E os oficiais da Inteligência fizeram a Sha’aban uma oferta que ele não podia recusar. O SII tinha um jato executivo Dassault Falcon 50, configurado para transporte VIP e com tripulação do próprio Serviço. Sua ideia era instalar cameras de reconhecimento na aeronave e então voar uma surtida clandestina sobre Sirri Island, “mimetizando” um dos diversos jatos comerciais que voavam pelos corredores comerciais de tráfego aéreo locais.

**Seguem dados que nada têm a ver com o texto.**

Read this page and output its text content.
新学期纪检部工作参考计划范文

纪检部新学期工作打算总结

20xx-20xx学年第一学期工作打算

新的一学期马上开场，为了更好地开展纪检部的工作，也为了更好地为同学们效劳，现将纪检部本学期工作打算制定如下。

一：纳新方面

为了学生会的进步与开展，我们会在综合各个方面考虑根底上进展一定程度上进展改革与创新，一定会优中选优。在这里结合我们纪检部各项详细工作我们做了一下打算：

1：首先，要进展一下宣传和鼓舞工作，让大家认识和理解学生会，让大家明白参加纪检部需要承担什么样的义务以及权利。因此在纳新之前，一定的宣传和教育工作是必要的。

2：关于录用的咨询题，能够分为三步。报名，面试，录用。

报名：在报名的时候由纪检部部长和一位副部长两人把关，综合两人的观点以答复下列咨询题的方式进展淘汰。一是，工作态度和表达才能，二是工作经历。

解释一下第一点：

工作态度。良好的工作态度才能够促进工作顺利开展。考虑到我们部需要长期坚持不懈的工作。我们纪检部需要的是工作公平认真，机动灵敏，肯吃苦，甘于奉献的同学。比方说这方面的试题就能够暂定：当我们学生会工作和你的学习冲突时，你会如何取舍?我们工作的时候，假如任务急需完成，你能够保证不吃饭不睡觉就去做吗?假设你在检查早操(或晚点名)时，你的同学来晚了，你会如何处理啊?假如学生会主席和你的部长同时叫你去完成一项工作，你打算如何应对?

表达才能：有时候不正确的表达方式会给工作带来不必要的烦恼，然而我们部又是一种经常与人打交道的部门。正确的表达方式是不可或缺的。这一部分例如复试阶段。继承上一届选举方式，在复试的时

Sha’aban aceitou a ideia e, alguns dias depois, o Falcon 50 em questão – de serial 122, ostentando as cores e marcas da companhia aérea Iraqi Airways e o registro civil YI-ALE – decolou do Aeroporto Internacional de Amman, na Jordânia, levando sua tripulação padrão de dois membros, mais três experientes pilotos de Mirage, disfarçados de ricos homens de negócio árabes.

Indo a caminho de Mumbai, na Índia, a aeronave passou a cerca de 30km/oeste de Sirri – bem perto o suficiente para que um dos iraquianos fizesse fotos utilizando uma câmera de mão, com uma poderosa lente zoom. E os espiões repetiram o procedimento no caminho de volta a Amman, um dia depois.

Uma ordem urgente

 As fotos resultantes permitiram aos pilotos de Mirage do Esquadrão 81 lançar um reide bem sucedido contra Sirri em 12 de agosto de 1986. Mas, além disso, a operação (com o SII) inspirou novas ideias no topo de comando da Força Aérea iraquiana.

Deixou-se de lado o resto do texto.